El éxodo centroamericano tiene entre sus causas el despojo iniciado por Anastasio Somoza y continuado hoy. El caso de la Costa Caribe Norte pone en evidencia un sistema de corrupción generalizada.
Por Gilles Bataillon*
Letras Libres, 18 de agosto, 2016.- Desde agosto de 2015 la Región Autónoma de la Costa Caribe Norte de Nicaragua es escenario de violentos enfrentamientos entre colonos mestizos hispanohablantes y los habitantes de las comunidades indígenas misquitas y mayangnas. No menos de sesenta comunidades se enfrentan a invasiones de su territorio y a ataques armados de colonos.

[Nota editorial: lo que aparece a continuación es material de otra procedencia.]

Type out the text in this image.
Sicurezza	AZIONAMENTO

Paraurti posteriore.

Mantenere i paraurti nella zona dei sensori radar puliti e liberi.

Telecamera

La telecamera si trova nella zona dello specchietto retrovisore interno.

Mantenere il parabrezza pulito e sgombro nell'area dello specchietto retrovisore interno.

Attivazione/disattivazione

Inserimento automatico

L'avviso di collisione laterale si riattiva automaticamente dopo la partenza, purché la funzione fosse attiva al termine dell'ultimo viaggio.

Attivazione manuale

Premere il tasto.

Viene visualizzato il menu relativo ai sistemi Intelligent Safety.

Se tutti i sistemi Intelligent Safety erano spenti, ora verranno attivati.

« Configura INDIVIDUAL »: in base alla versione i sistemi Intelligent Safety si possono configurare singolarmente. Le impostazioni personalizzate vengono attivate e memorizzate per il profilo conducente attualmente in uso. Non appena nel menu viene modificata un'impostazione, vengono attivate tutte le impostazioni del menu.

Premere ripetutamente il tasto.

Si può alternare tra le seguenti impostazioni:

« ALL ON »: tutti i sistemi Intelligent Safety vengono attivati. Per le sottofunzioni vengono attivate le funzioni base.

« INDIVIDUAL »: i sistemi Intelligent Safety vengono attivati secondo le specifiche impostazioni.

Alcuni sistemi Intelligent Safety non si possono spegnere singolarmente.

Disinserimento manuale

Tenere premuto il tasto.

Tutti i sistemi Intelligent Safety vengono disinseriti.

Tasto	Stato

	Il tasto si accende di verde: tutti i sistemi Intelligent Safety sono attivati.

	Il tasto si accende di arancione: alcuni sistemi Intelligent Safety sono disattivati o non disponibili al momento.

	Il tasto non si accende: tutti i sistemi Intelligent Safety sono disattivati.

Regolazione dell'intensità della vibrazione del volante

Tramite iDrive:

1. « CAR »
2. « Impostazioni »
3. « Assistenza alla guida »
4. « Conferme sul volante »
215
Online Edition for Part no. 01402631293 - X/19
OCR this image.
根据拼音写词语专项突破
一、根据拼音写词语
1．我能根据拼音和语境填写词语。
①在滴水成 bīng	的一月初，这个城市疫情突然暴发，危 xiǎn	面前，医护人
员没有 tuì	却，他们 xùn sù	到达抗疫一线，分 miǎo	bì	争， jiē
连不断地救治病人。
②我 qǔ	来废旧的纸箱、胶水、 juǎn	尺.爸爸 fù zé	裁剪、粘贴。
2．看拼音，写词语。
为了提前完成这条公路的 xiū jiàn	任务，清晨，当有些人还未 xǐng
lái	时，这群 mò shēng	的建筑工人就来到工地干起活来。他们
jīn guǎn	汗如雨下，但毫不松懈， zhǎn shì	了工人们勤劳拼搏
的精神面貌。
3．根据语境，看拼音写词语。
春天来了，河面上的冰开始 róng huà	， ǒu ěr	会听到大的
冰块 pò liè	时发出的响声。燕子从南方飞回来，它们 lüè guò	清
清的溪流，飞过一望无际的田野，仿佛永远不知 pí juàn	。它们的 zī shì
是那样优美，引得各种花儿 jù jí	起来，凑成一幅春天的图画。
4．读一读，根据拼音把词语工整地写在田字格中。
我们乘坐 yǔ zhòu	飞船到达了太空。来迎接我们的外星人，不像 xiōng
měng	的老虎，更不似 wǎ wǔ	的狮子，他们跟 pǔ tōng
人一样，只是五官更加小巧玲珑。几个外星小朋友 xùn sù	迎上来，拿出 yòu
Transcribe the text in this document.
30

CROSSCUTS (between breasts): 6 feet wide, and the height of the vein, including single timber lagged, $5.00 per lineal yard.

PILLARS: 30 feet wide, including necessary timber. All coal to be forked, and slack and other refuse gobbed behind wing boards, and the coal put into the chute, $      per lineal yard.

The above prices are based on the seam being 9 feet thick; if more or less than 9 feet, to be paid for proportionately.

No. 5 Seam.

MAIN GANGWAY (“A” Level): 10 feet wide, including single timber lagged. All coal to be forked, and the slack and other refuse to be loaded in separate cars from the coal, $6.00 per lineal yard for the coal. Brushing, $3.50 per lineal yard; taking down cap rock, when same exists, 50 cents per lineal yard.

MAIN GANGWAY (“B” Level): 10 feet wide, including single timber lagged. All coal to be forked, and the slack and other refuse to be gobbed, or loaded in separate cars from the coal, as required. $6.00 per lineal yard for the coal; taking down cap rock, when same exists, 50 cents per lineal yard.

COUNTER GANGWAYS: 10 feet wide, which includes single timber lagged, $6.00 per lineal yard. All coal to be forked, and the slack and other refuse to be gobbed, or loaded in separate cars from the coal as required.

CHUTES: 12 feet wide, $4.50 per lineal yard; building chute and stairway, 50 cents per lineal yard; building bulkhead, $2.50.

Estos incidentes se desarrollan prácticamente siempre según el mismo esquema. Llegados la mayoría de las zonas mineras o de las tradicionales zonas ganaderas de la parte oriental del país, los colonos hispanohablantes compran, en la más completa ilegalidad y corrompiendo a las autoridades locales, tierras que pertenecen a las comunidades indígenas.
Apoyándose en sus títulos de propiedad fraudulentos, comienzan por desbrozar el bosque, venden la madera preciada si hay, y después siembran diferentes plantas (maíz, ejotes o yuca, a veces también mariguana) o dejan el ganado en las parcelas de las que se han apropiado.
Si las comunidades afectadas protestan y envían delegaciones para pedirles que abandonen los lugares, los recién llegados reaccionan por la fuerza. Así, en diez comunidades los colonos han tendido emboscadas contra los habitantes o perpetrado incursiones en los pueblos que han causado la muerte de veinticuatro personas y heridos graves.
Estos ataques se acompañan de secuestros –una persona fue hallada muerta y desfigurada tras haber sufrido torturas y mutilaciones, y otras están todavía desaparecidas–, violaciones sistemáticas de las mujeres secuestradas, incendios de las cosechas y a veces la tala de árboles frutales. En muchos casos, los hombres armados han invitado a los habitantes a escapar bajo amenaza de muerte.
A consecuencia de esos ataques, no menos de mil setecientas personas han huido de sus comunidades.
Los colonos que llevan a cabo estos ataques y secuestros no son en absoluto individuos aislados que se coordinan de un modo improvisado. Como han podido constatar los comunitarios, su actuación es muy organizada.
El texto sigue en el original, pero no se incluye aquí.